48 Hours
There has been a noticeable shift in geopolitical risk this week. So how, baring a mild slip lower in EURCHF, have FX markets remained quite so flat? Sure, there have been some contained intraday spikes in some commodity prices but ultimately those legs higher have been thwarted, often in the very same trading session as they begun. The answer is it is the 48 hours that lays ahead of markets that is keeping risk on and volatility subdued, but not necessarily for the better.
Thanks to a significant deterioration in pricing of the Fed’s current easing cycle, all focus has been on monetary policy and financial conditions. That’s not to downplay the longer-term importance of the rise in geopolitical risk this week. Events of note have been the political pressure from POTUS on the EU to raise tariffs to 100% on buyers of Russian oil; the shooting down of drones in EU airspace; and, most importantly, Israel’s targeted attack in Qatar. Despite all this, due to the salience of forthcoming data, geopolitics has still taken a backseat in favour of economic variables and, in particular, jobs data.
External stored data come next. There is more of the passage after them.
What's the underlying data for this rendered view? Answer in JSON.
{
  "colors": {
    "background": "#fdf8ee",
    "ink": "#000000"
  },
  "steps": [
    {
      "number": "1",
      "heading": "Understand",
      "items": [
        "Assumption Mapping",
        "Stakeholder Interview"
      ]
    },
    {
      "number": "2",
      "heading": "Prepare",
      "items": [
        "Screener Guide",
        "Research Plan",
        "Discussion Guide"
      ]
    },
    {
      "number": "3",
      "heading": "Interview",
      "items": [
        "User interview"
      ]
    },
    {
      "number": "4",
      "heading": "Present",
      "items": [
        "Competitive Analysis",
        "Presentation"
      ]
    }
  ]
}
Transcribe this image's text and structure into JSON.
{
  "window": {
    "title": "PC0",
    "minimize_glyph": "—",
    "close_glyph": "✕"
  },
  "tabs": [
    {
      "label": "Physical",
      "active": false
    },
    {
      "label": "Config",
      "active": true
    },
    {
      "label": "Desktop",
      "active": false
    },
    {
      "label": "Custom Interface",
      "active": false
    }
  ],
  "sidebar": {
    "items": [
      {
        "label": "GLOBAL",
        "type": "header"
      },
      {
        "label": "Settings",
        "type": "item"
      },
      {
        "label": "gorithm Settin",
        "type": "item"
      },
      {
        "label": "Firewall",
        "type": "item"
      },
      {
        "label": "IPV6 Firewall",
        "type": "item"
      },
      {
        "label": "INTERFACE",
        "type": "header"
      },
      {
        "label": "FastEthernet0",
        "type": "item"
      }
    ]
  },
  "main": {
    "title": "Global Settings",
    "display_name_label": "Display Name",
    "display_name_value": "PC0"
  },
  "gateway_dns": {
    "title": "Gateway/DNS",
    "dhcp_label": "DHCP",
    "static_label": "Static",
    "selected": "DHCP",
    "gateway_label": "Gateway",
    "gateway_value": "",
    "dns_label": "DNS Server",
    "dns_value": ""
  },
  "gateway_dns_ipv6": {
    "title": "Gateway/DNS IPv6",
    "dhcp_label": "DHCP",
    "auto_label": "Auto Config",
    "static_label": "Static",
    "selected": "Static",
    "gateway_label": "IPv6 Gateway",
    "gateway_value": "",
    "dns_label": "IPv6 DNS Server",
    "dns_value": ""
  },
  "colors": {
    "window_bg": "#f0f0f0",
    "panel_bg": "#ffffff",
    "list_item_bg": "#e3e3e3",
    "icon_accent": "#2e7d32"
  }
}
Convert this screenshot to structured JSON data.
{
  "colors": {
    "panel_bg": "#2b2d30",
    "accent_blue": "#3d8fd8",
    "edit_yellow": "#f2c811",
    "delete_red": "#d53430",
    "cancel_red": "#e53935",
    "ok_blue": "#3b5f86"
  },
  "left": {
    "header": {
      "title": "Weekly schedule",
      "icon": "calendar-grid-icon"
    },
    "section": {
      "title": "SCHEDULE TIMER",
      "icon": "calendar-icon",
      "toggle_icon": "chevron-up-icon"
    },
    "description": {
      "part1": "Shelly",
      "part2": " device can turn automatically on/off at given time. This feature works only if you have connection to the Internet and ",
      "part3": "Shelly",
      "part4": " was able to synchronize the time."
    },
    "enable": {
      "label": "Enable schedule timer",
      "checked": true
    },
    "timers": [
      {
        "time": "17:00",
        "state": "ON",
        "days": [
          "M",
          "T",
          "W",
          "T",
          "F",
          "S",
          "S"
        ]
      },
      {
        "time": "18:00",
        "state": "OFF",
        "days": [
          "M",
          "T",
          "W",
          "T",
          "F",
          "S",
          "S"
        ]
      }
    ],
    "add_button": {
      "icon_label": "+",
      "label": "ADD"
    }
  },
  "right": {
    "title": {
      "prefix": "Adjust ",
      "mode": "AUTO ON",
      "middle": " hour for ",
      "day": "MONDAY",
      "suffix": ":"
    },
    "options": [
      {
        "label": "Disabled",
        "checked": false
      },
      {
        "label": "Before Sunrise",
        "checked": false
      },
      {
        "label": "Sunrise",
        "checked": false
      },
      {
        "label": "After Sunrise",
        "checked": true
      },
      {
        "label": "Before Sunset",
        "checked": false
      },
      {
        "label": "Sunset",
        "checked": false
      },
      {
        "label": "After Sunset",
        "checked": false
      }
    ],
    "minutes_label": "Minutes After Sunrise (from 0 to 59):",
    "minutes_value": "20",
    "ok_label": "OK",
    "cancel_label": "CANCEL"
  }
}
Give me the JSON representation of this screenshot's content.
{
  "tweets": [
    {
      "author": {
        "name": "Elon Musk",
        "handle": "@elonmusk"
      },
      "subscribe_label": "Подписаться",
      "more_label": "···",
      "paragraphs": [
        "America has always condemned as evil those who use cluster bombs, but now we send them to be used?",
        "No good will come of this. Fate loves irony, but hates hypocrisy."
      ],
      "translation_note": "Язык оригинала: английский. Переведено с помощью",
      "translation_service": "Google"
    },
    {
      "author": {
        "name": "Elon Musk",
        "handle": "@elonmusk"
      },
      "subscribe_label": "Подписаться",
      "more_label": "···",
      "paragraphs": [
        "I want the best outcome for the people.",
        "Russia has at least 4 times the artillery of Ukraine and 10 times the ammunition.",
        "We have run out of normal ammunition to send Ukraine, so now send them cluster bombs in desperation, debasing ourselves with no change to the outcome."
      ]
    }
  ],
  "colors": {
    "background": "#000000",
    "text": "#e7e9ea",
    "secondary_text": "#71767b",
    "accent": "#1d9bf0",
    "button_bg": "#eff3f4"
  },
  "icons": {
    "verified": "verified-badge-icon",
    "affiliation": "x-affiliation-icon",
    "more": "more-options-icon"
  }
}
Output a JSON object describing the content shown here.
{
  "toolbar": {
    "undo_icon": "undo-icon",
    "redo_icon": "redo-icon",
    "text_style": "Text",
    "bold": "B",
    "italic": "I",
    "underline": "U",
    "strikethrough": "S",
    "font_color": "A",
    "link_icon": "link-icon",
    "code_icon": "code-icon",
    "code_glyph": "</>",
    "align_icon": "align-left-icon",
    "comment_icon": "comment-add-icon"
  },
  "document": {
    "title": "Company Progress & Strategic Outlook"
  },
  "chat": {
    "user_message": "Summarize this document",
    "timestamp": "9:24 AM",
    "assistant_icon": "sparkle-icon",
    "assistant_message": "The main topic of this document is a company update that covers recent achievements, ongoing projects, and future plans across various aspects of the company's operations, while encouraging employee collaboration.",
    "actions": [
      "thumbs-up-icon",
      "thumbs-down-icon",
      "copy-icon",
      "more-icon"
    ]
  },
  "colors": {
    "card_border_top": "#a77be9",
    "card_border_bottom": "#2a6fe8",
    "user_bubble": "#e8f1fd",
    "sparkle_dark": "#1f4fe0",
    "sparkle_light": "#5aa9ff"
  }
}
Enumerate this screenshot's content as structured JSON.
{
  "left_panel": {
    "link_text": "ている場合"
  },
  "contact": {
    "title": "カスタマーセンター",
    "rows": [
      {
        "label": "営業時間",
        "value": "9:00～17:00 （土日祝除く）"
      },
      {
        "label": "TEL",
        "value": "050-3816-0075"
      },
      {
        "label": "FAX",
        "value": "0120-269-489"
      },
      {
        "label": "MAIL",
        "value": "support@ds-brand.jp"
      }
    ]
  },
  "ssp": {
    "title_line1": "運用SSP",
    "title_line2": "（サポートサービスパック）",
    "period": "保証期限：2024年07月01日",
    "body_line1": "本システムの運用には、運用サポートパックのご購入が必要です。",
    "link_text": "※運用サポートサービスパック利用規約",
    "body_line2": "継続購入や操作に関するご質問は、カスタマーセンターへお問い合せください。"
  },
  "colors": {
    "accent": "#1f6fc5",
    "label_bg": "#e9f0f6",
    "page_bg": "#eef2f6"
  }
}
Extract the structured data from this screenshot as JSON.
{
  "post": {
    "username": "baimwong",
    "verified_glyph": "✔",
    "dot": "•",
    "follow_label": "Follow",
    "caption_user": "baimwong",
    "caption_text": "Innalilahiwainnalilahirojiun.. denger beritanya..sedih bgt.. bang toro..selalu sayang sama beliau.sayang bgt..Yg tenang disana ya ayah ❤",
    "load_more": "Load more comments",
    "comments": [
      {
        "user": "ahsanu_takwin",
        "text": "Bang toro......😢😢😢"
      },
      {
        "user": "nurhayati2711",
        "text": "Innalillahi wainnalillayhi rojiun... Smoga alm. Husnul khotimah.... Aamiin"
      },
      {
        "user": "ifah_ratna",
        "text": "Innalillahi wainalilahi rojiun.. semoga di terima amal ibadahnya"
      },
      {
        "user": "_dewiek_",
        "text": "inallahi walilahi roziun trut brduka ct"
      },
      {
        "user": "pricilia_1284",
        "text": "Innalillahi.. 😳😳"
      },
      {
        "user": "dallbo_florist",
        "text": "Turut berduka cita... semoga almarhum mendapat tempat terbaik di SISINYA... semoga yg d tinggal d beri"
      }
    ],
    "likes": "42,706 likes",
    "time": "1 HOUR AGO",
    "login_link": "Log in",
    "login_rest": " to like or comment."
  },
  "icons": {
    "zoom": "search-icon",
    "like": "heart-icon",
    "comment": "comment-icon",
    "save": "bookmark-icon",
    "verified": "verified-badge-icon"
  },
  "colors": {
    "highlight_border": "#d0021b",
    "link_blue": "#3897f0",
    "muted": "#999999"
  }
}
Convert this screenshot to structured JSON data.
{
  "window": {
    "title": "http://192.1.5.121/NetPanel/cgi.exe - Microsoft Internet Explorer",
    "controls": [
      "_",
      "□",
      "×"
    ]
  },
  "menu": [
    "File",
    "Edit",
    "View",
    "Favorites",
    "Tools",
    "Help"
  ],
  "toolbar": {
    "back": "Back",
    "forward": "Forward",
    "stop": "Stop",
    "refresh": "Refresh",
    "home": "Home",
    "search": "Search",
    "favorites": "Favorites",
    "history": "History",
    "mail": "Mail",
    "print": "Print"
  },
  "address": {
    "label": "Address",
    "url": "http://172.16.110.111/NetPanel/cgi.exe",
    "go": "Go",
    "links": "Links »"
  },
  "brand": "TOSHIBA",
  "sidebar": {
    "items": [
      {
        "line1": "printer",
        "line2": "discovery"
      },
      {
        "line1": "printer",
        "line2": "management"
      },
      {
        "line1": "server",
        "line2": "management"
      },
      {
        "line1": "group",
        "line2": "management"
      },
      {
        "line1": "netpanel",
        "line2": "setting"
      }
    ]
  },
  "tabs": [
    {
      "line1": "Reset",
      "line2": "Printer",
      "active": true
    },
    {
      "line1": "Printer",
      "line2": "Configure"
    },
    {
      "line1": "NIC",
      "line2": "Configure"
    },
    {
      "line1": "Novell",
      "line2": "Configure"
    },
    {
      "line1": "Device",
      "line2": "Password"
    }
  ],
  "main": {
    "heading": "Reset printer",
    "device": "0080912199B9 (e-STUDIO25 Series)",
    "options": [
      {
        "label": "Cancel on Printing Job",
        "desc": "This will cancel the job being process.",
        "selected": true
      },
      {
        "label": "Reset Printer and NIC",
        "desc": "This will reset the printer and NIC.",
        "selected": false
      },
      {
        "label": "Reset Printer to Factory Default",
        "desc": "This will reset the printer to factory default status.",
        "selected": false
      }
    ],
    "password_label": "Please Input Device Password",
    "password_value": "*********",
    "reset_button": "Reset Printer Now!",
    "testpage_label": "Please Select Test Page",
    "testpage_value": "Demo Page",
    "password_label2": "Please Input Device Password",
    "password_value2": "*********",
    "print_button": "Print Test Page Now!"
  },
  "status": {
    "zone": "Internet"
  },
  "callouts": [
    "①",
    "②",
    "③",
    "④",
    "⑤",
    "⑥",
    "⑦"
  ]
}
The next 48 hours sees the release of hard-hitting data on everything from jobs, through to inflation, through to consumer sentiment. The main swathe of data comes today at 13:30 BST in the form of unemployment numbers and inflation. This heavy hitting data meant that any meaningful risk adjustments on the back of geopolitics earlier this week have been foregone for fear of mis-stepping on the monetary front in the latter portion of this week.